Contextual Integrity in LLMs via Reasoning and Reinforcement Learning
Guangchen Lan, Huseyin A. Inan, Sahar Abdelnabi, Janardhan Kulkarni, Lukas Wutschitz, Reza Shokri, Christopher G. Brinton, Robert Sim
TL;DR
This work targets the safety challenge of contextual integrity (CI) in LLM-driven agents by proposing explicit CI reasoning and a reinforcement learning framework to instill CI-aware behavior. It introduces CI-CoT prompting to require structured CI reasoning before task completion and CI-RL, a post-training method using GRPO with a rule-based CI reward to align model outputs with CI norms.
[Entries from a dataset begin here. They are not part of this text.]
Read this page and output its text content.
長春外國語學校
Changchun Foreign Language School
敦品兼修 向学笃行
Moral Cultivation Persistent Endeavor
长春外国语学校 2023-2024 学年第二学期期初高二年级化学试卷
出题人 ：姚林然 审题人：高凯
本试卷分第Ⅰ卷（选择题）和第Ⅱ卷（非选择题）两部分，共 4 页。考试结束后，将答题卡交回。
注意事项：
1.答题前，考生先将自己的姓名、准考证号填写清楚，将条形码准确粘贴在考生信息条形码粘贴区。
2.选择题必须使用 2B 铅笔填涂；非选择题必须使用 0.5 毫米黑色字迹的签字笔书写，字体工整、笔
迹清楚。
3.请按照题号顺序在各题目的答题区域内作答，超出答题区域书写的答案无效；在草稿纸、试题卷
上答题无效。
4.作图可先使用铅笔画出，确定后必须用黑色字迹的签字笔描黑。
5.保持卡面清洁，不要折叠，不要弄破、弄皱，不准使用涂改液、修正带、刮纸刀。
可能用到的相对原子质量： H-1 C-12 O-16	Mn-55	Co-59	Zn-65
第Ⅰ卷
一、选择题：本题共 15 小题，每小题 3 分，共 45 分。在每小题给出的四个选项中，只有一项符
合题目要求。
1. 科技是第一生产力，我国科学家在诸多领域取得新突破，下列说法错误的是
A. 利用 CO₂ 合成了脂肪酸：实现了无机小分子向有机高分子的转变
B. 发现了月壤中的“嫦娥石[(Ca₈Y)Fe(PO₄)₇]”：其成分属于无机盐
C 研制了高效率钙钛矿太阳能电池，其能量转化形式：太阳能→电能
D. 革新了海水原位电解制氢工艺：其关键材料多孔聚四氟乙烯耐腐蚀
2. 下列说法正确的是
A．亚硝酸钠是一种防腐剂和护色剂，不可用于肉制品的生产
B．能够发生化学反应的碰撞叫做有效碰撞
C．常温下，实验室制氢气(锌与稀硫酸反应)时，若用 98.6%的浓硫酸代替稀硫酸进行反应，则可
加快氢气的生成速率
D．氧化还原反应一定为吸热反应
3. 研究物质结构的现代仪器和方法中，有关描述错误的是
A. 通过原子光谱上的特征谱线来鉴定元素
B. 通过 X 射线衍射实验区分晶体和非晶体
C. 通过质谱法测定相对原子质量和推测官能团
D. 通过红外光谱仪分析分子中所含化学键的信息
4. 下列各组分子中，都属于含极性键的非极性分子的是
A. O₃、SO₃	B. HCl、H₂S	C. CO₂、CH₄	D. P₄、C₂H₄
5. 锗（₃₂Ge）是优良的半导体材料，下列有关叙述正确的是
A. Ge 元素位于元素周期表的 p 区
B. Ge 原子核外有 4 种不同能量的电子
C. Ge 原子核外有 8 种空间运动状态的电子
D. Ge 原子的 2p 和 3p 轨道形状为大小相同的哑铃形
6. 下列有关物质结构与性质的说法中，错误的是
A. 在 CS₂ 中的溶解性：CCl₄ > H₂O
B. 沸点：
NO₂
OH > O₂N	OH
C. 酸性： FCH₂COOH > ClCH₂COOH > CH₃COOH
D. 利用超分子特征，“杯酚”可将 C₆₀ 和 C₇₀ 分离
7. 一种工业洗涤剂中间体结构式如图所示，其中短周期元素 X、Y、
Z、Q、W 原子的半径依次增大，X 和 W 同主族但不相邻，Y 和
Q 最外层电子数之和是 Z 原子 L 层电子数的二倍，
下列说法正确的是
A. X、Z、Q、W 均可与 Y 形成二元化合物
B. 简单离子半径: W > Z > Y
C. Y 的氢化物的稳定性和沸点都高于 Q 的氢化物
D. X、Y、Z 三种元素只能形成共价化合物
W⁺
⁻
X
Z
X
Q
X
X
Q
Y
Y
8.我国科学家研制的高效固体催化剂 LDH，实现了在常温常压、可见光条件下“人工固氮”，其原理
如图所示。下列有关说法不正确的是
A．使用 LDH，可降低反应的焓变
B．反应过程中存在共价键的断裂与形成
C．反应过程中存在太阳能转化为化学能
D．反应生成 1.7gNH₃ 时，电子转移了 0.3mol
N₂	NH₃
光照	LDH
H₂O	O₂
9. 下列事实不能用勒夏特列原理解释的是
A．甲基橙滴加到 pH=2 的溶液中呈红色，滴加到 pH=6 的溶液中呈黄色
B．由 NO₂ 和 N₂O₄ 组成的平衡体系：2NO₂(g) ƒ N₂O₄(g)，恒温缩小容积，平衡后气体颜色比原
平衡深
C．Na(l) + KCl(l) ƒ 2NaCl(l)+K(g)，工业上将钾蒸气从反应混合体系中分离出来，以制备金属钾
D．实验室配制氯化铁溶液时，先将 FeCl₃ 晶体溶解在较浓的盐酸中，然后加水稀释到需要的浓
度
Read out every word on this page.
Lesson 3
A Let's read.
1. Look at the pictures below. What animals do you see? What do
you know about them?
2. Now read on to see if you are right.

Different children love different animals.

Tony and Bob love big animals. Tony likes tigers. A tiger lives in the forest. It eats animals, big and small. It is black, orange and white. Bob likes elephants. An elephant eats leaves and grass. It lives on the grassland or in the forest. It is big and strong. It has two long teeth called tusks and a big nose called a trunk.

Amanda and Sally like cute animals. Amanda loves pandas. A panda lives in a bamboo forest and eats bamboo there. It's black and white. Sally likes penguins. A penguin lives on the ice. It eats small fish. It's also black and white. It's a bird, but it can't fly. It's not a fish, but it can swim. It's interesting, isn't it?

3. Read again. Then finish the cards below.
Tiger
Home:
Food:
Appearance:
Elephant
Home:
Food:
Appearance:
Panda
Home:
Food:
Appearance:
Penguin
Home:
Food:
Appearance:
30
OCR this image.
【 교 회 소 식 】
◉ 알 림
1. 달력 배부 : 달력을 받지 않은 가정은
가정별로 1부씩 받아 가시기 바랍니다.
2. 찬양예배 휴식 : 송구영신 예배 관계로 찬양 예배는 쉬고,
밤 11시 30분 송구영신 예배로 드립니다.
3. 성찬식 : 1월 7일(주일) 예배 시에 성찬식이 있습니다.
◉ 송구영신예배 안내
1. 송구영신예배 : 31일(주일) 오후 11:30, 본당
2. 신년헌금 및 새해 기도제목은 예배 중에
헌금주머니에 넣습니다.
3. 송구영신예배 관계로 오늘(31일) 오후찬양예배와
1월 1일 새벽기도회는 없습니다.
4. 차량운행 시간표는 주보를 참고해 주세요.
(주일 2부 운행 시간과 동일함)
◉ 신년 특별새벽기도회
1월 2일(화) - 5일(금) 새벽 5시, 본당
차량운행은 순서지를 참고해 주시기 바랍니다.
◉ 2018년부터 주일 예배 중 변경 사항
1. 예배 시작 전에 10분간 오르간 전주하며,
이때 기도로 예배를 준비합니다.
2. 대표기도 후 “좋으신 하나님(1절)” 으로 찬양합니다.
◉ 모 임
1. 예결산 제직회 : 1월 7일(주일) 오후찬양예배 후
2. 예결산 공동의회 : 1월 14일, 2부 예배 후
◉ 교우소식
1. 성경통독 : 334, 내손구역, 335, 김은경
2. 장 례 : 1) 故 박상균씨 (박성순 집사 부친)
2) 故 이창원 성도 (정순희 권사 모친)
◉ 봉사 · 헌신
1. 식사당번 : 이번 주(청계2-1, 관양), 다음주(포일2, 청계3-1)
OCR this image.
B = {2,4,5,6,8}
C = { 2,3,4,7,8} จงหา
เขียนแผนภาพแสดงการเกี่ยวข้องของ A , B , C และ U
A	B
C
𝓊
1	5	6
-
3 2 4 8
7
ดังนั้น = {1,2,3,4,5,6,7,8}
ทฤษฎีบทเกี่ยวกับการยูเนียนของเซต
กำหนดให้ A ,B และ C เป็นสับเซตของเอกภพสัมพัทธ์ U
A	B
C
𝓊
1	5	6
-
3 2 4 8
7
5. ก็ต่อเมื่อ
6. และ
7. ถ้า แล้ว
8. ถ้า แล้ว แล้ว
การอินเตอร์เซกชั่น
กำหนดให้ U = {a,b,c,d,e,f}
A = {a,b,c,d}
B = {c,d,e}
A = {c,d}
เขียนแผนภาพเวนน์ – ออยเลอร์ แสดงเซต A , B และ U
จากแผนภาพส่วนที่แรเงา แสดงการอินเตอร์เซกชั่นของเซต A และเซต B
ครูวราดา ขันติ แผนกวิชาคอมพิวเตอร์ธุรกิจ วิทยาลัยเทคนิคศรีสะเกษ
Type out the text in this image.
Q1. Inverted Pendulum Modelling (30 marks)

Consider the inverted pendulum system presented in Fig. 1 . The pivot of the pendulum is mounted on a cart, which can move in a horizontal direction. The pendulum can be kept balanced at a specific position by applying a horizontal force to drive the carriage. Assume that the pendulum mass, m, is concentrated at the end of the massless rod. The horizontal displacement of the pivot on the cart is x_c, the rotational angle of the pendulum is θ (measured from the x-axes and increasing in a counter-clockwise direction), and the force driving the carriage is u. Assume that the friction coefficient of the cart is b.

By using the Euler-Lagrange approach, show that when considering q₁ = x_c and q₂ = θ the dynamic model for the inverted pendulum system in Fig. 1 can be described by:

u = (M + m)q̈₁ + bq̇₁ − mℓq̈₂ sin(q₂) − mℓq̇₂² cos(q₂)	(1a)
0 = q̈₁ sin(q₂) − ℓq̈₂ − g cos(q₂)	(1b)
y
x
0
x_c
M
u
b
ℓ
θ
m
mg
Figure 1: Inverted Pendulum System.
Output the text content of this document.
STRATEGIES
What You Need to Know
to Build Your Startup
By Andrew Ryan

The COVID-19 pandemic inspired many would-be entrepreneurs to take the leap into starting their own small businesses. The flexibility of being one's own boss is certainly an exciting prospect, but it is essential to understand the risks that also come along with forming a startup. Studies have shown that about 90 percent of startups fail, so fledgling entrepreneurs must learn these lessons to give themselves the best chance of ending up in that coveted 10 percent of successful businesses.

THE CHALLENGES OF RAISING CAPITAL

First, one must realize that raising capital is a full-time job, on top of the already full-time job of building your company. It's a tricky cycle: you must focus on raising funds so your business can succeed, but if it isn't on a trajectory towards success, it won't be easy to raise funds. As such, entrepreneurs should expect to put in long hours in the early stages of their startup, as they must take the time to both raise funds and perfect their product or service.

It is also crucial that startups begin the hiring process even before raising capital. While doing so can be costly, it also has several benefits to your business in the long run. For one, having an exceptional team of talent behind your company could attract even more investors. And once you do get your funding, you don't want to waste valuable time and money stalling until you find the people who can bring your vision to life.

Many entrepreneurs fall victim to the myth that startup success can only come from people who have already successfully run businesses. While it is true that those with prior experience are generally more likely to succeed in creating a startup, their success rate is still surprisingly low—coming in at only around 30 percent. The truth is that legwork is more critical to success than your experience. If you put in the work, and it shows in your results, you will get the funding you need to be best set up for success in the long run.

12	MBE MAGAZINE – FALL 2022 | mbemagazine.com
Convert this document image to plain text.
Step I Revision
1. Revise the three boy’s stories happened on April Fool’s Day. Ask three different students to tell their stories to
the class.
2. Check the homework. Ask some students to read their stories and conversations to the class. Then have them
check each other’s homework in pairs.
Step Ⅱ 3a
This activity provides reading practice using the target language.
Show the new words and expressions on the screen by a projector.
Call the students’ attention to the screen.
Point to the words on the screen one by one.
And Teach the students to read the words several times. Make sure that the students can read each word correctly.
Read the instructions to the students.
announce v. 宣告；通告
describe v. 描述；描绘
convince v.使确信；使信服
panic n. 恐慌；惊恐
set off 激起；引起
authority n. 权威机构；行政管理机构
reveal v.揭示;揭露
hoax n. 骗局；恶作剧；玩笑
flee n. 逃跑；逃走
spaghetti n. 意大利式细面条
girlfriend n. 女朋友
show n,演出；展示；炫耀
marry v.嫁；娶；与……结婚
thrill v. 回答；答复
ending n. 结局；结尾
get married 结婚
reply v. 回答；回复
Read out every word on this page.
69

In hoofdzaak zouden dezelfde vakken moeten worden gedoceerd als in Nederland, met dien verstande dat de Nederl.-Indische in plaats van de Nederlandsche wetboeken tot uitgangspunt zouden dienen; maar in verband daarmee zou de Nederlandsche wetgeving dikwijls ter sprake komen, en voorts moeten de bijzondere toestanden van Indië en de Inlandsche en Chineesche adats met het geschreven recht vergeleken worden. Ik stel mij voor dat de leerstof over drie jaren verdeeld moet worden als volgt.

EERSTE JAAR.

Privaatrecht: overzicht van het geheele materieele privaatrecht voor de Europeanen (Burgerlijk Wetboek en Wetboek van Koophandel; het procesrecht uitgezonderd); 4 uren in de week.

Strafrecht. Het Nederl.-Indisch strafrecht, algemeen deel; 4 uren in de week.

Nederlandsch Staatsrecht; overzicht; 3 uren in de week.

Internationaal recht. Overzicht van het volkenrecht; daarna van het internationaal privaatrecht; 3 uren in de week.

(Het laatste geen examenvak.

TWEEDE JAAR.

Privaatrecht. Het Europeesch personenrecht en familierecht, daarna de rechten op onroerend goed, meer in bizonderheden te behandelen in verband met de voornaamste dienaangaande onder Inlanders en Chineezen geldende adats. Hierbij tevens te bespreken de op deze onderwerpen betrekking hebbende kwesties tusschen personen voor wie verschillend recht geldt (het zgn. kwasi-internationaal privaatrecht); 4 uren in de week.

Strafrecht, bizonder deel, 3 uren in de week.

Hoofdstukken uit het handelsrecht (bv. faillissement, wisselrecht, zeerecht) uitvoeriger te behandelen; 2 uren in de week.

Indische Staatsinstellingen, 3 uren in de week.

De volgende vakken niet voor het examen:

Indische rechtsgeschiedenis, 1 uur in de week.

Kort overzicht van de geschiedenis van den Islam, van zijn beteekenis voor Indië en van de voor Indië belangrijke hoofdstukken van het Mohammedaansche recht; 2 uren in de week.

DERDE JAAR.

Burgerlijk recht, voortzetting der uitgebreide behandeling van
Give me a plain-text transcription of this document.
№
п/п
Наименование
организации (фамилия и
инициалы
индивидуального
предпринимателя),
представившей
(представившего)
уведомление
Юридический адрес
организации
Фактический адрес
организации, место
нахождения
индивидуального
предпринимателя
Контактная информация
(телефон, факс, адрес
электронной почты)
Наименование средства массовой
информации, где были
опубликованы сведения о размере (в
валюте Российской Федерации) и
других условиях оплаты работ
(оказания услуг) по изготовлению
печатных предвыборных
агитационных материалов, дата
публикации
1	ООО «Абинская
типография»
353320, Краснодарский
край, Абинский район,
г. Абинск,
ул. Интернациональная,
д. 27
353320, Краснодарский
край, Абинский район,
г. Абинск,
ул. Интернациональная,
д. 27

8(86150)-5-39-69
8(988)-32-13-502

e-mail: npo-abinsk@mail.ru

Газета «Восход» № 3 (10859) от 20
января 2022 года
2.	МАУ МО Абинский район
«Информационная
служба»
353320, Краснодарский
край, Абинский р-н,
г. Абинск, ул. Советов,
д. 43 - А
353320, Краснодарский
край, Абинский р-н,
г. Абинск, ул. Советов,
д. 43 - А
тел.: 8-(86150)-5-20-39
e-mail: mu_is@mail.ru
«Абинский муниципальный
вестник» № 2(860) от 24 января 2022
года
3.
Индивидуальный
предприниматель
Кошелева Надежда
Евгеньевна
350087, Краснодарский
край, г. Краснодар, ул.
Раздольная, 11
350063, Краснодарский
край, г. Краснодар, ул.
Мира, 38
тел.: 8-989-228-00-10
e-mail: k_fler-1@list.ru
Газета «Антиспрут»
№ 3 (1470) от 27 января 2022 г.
A synthetic CI dataset (~700 examples, with diverse domains and transmission principles) demonstrates that CI-CoT reduces inappropriate disclosures while preserving task performance, and the transfer to the PrivacyLens benchmark shows substantial reductions in privacy leakage. Across model families and sizes, CI-RL further improves integrity-related metrics while maintaining or boosting helpfulness, indicating that CI reasoning can be internalized to generalize beyond synthetic data. The results suggest that CI reasoning should be a core component of alignment for real-world, agentic LLM systems and show promise for integration with existing privacy guardrails and benchmarks like PrivacyLens.
Abstract
As the era of autonomous agents making decisions on behalf of users unfolds, ensuring contextual integrity (CI) -- what is the appropriate information to share while carrying out a certain task -- becomes a central question to the field. We posit that CI demands a form of reasoning where the agent needs to reason about the context in which it is operating. To test this, we first prompt LLMs to reason explicitly about CI when deciding what information to disclose. We then extend this approach by developing a reinforcement learning (RL) framework that further instills in models the reasoning necessary to achieve CI. Using a synthetic, automatically created, dataset of only $\sim700$ examples but with diverse contexts and information disclosure norms, we show that our method substantially reduces inappropriate information disclosure while maintaining task performance across multiple model sizes and families. Importantly, improvements transfer from this synthetic dataset to established CI benchmarks such as PrivacyLens that has human annotations and evaluates privacy leakage of AI assistants in actions and tool calls.